OxBlog

Saturday, March 13, 2004

# Posted 3:00 PM by Ariel David Adesnik  

US PREZ HAS ILLEGITIMATE SON: I'm referring to Grover Cleveland of course. In the Week in Review, Elisabeth Bumiller provides a welcome reminder that the campaigns of today aren't even close to as vicious as those of yesteryear. Historians have been making this point for some time, but the press doesn't often pick it up.

Anyhow, there was one paragrpah from Bumiller that struck me as somewhat disingenuous:
Generally, the campaigns of the 19th century were meaner than the ones today, in large part because the newspapers of the era took sides and were often subsidized by the political parties. "There was almost no restraint on what could be said in the partisan press," said Bruce J. Schulman, a professor of history and American studies at Boston University. "Party organizations were much stronger, and the partisan attachment of voters was much more loyal. Politics then was not about trying to convert voters based on issues. There were more or less no swing voters. It was all about getting your army of voters to the polls."
Although no expert on the subject, I think Prof. Schulman is right about the changing nature of partisanship. Nonetheless, Bumiller is really pushing the envelope when she credits the relative civility of modern campaigns to the rise of objective journalism. As Harvard prof Thomas Patterson documents in his excellent book Out of Order -- not to be confused with the Rod Stewart album of the same name -- the modern media has taken upon itself the mission of exposing every presidential candidate as a liar, an exaggerator and a hypocrite.

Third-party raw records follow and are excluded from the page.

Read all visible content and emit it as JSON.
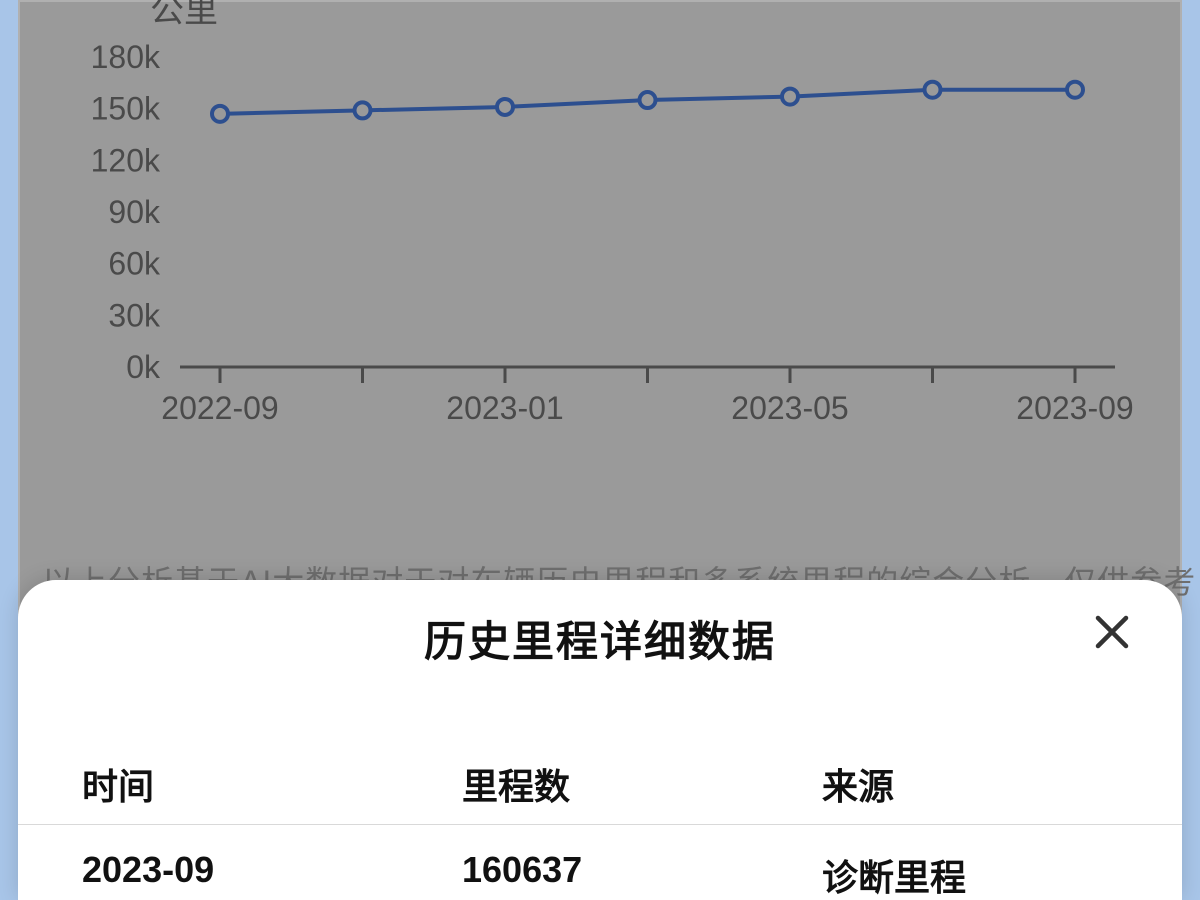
{
  "chart": {
    "type": "line",
    "y_axis_title": "公里",
    "y_ticks": [
      "0k",
      "30k",
      "60k",
      "90k",
      "120k",
      "150k",
      "180k"
    ],
    "y_min": 0,
    "y_max": 180,
    "x_ticks": [
      "2022-09",
      "2023-01",
      "2023-05",
      "2023-09"
    ],
    "categories": [
      "2022-09",
      "2022-11",
      "2023-01",
      "2023-03",
      "2023-05",
      "2023-07",
      "2023-09"
    ],
    "values": [
      147,
      149,
      151,
      155,
      157,
      161,
      161
    ],
    "line_color": "#2d4f8f",
    "marker_fill": "#9a9a9a",
    "marker_stroke": "#2d4f8f",
    "background_color": "#9a9a9a",
    "axis_color": "#4a4a4a",
    "tick_fontsize": 32,
    "title_fontsize": 34,
    "line_width": 4,
    "marker_radius": 8
  },
  "note_text": "以上分析基于AI大数据对于对车辆历史里程和多系统里程的综合分析，仅供参考",
  "sheet": {
    "title": "历史里程详细数据",
    "columns": {
      "time": "时间",
      "km": "里程数",
      "source": "来源"
    },
    "rows": [
      {
        "time": "2023-09",
        "km": "160637",
        "source": "诊断里程"
      }
    ]
  }
}
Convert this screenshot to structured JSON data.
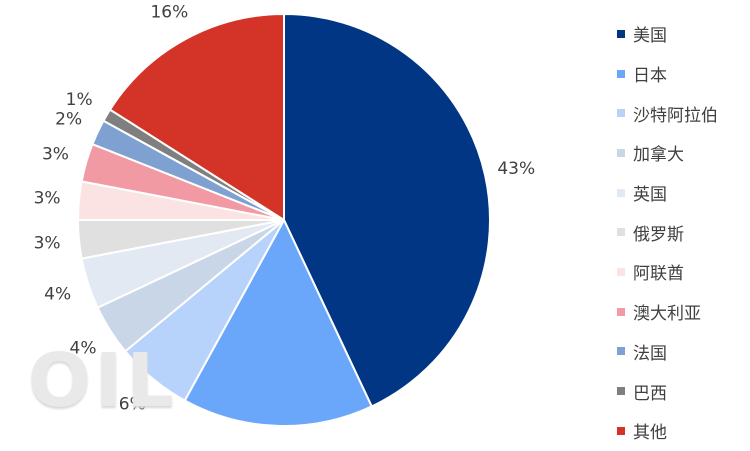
{
  "chart_data": {
    "type": "pie",
    "title": "",
    "slices": [
      {
        "label": "美国",
        "value": 43,
        "value_label": "43%",
        "color": "#003684"
      },
      {
        "label": "日本",
        "value": 15,
        "value_label": "15%",
        "color": "#6aa7fb"
      },
      {
        "label": "沙特阿拉伯",
        "value": 6,
        "value_label": "6%",
        "color": "#b8d3fb"
      },
      {
        "label": "加拿大",
        "value": 4,
        "value_label": "4%",
        "color": "#c9d6e8"
      },
      {
        "label": "英国",
        "value": 4,
        "value_label": "4%",
        "color": "#e3e9f2"
      },
      {
        "label": "俄罗斯",
        "value": 3,
        "value_label": "3%",
        "color": "#e0e0e0"
      },
      {
        "label": "阿联酋",
        "value": 3,
        "value_label": "3%",
        "color": "#fbe3e3"
      },
      {
        "label": "澳大利亚",
        "value": 3,
        "value_label": "3%",
        "color": "#f29aa3"
      },
      {
        "label": "法国",
        "value": 2,
        "value_label": "2%",
        "color": "#7ea1d2"
      },
      {
        "label": "巴西",
        "value": 1,
        "value_label": "1%",
        "color": "#7f7f7f"
      },
      {
        "label": "其他",
        "value": 16,
        "value_label": "16%",
        "color": "#d33427"
      }
    ],
    "legend_placement": "right"
  },
  "watermark": "OIL"
}
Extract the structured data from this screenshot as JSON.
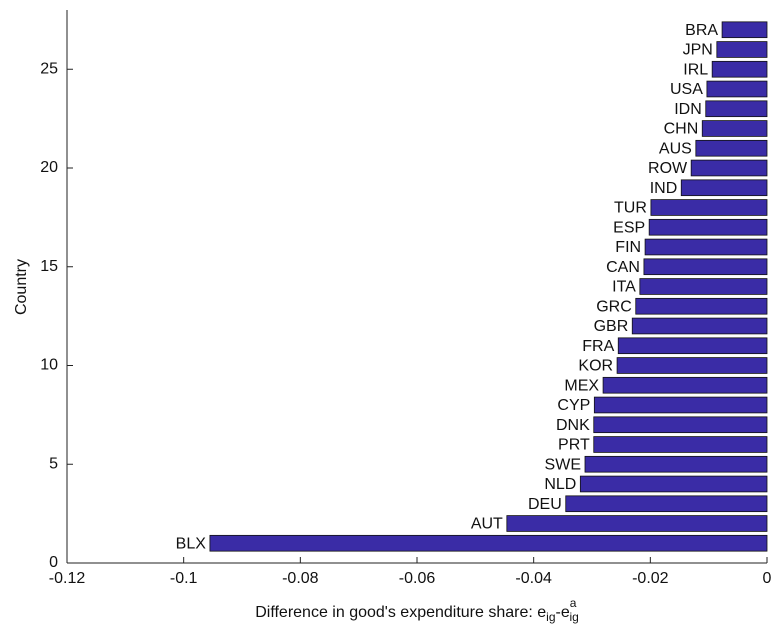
{
  "chart_data": {
    "type": "hbar",
    "ylabel": "Country",
    "xlabel": {
      "text": "Difference in good's expenditure share: e",
      "sub1": "ig",
      "mid": "-e",
      "sup": "a",
      "sub2": "ig"
    },
    "y": [
      1,
      2,
      3,
      4,
      5,
      6,
      7,
      8,
      9,
      10,
      11,
      12,
      13,
      14,
      15,
      16,
      17,
      18,
      19,
      20,
      21,
      22,
      23,
      24,
      25,
      26,
      27
    ],
    "labels": [
      "BLX",
      "AUT",
      "DEU",
      "NLD",
      "SWE",
      "PRT",
      "DNK",
      "CYP",
      "MEX",
      "KOR",
      "FRA",
      "GBR",
      "GRC",
      "ITA",
      "CAN",
      "FIN",
      "ESP",
      "TUR",
      "IND",
      "ROW",
      "AUS",
      "CHN",
      "IDN",
      "USA",
      "IRL",
      "JPN",
      "BRA"
    ],
    "values": [
      -0.0955,
      -0.0446,
      -0.0345,
      -0.032,
      -0.0312,
      -0.0297,
      -0.0297,
      -0.0296,
      -0.0281,
      -0.0257,
      -0.0255,
      -0.0231,
      -0.0225,
      -0.0218,
      -0.0211,
      -0.0209,
      -0.0202,
      -0.0199,
      -0.0147,
      -0.013,
      -0.0122,
      -0.0111,
      -0.0105,
      -0.0103,
      -0.0094,
      -0.0086,
      -0.0077
    ],
    "color": "#3a2ca6",
    "xlim": [
      -0.12,
      0
    ],
    "xticks": [
      -0.12,
      -0.1,
      -0.08,
      -0.06,
      -0.04,
      -0.02,
      0
    ],
    "ylim": [
      0,
      28
    ],
    "yticks": [
      0,
      5,
      10,
      15,
      20,
      25
    ]
  }
}
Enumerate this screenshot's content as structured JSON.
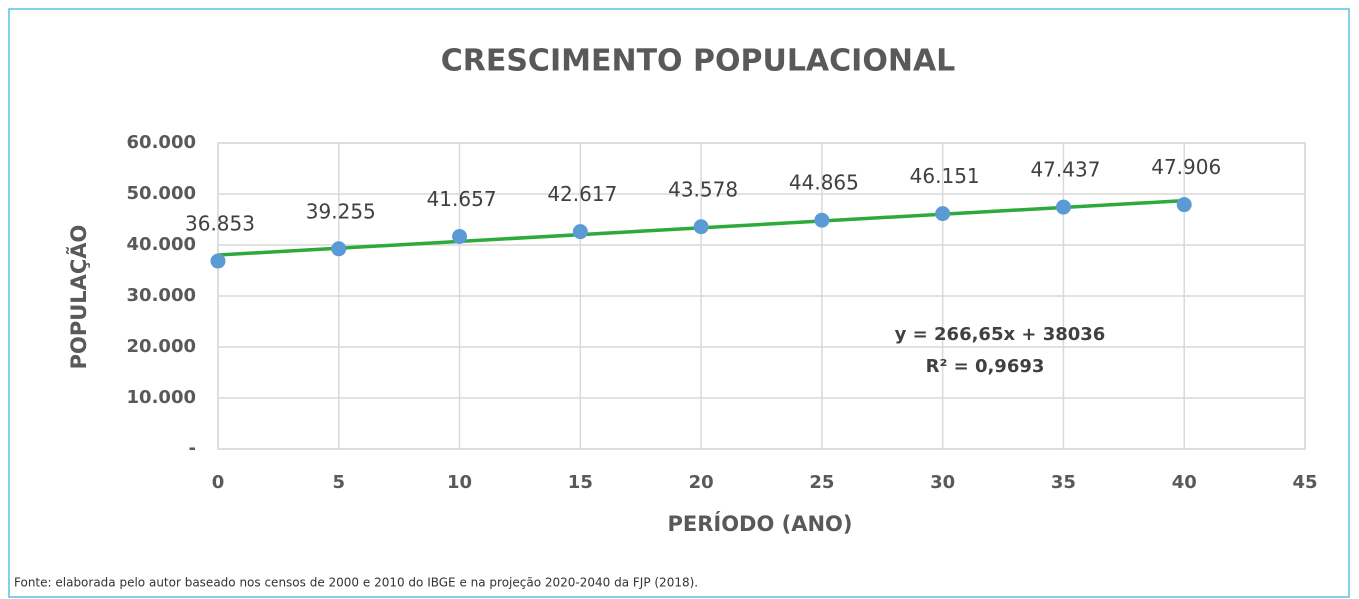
{
  "chart_data": {
    "type": "scatter",
    "title": "CRESCIMENTO POPULACIONAL",
    "x_label": "PERÍODO  (ANO)",
    "y_label": "POPULAÇÃO",
    "x": [
      0,
      5,
      10,
      15,
      20,
      25,
      30,
      35,
      40
    ],
    "series": [
      {
        "name": "População",
        "color": "#5b9bd5",
        "values": [
          36853,
          39255,
          41657,
          42617,
          43578,
          44865,
          46151,
          47437,
          47906
        ],
        "value_labels": [
          "36.853",
          "39.255",
          "41.657",
          "42.617",
          "43.578",
          "44.865",
          "46.151",
          "47.437",
          "47.906"
        ]
      }
    ],
    "trendline": {
      "slope": 266.65,
      "intercept": 38036,
      "color": "#2eaa3c",
      "label": "y = 266,65x + 38036",
      "r2_label": "R² = 0,9693"
    },
    "xlim": [
      0,
      45
    ],
    "xticks": [
      0,
      5,
      10,
      15,
      20,
      25,
      30,
      35,
      40,
      45
    ],
    "ylim": [
      0,
      60000
    ],
    "yticks": [
      {
        "value": 0,
        "label": "-"
      },
      {
        "value": 10000,
        "label": "10.000"
      },
      {
        "value": 20000,
        "label": "20.000"
      },
      {
        "value": 30000,
        "label": "30.000"
      },
      {
        "value": 40000,
        "label": "40.000"
      },
      {
        "value": 50000,
        "label": "50.000"
      },
      {
        "value": 60000,
        "label": "60.000"
      }
    ],
    "grid": true
  },
  "source": "Fonte: elaborada pelo autor baseado nos censos de 2000 e 2010 do IBGE e na projeção 2020-2040 da FJP (2018)."
}
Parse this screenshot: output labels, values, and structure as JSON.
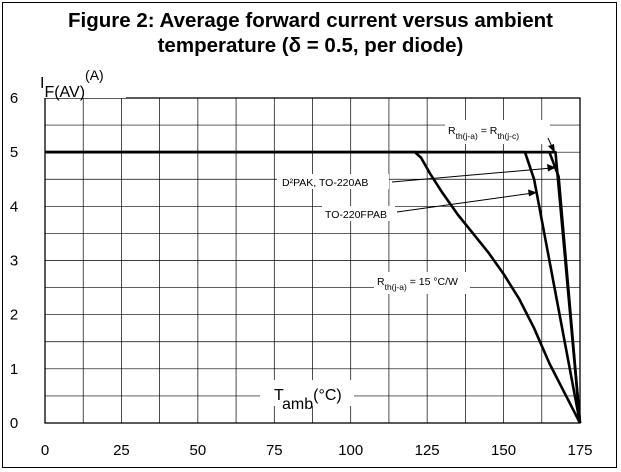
{
  "title": {
    "line1": "Figure 2: Average forward current versus ambient",
    "line2": "temperature (δ = 0.5, per diode)"
  },
  "chart_data": {
    "type": "line",
    "title": "Figure 2: Average forward current versus ambient temperature (δ = 0.5, per diode)",
    "ylabel": {
      "main": "I",
      "sub": "F(AV)",
      "unit": "(A)"
    },
    "xlabel": {
      "main": "T",
      "sub": "amb",
      "unit": "(°C)"
    },
    "xlim": [
      0,
      175
    ],
    "ylim": [
      0,
      6
    ],
    "x_ticks": [
      0,
      25,
      50,
      75,
      100,
      125,
      150,
      175
    ],
    "y_ticks": [
      0,
      1,
      2,
      3,
      4,
      5,
      6
    ],
    "grid": true,
    "series": [
      {
        "name": "Rth(j-a) = Rth(j-c)",
        "x": [
          0,
          167,
          175
        ],
        "y": [
          5,
          5,
          0
        ]
      },
      {
        "name": "D²PAK, TO-220AB",
        "x": [
          0,
          165,
          168,
          175
        ],
        "y": [
          5,
          5,
          4.55,
          0
        ]
      },
      {
        "name": "TO-220FPAB",
        "x": [
          0,
          157,
          160,
          175
        ],
        "y": [
          5,
          5,
          4.5,
          0
        ]
      },
      {
        "name": "Rth(j-a) = 15 °C/W",
        "x": [
          0,
          121,
          123,
          126,
          130,
          135,
          140,
          145,
          150,
          155,
          160,
          165,
          170,
          175
        ],
        "y": [
          5,
          5,
          4.9,
          4.6,
          4.25,
          3.85,
          3.5,
          3.15,
          2.75,
          2.3,
          1.75,
          1.1,
          0.55,
          0
        ]
      }
    ],
    "annotations": [
      {
        "main": "R",
        "sub": "th(j-a)",
        "mid": " = R",
        "sub2": "th(j-c)",
        "tail": ""
      },
      {
        "main": "D²PAK, TO-220AB",
        "sub": "",
        "mid": "",
        "sub2": "",
        "tail": ""
      },
      {
        "main": "TO-220FPAB",
        "sub": "",
        "mid": "",
        "sub2": "",
        "tail": ""
      },
      {
        "main": "R",
        "sub": "th(j-a)",
        "mid": " = 15 °C/W",
        "sub2": "",
        "tail": ""
      }
    ]
  }
}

To be fair, the candidates often do much of the journalists' work for them. Even so, journalists have chosen to focus their coverage on the candidates' inconsistency and spin rather than the substance of their policy proposals. Now, this isn't necessarily a bad thing. Perhaps voters should have a healthy cynicism about the candidates they elect. In fact, the modern press may do a far more effective job of character assassination than the partisan press ever did because today's journalists are detached enough to focus on actual lies and inconsistencies rather than generating the outrageous rumors of yesteryear (or of post-Soviet Russia). Whereas 19th century voters could easily discount the output of the other side's spin machine, today's journalists are neutral enough to ensure that whatever they report has to be taken seriously.

Perhaps the best way to put it is that thanks to the media, the negativism of modern campaigns is more substantive and disciplined than ever before.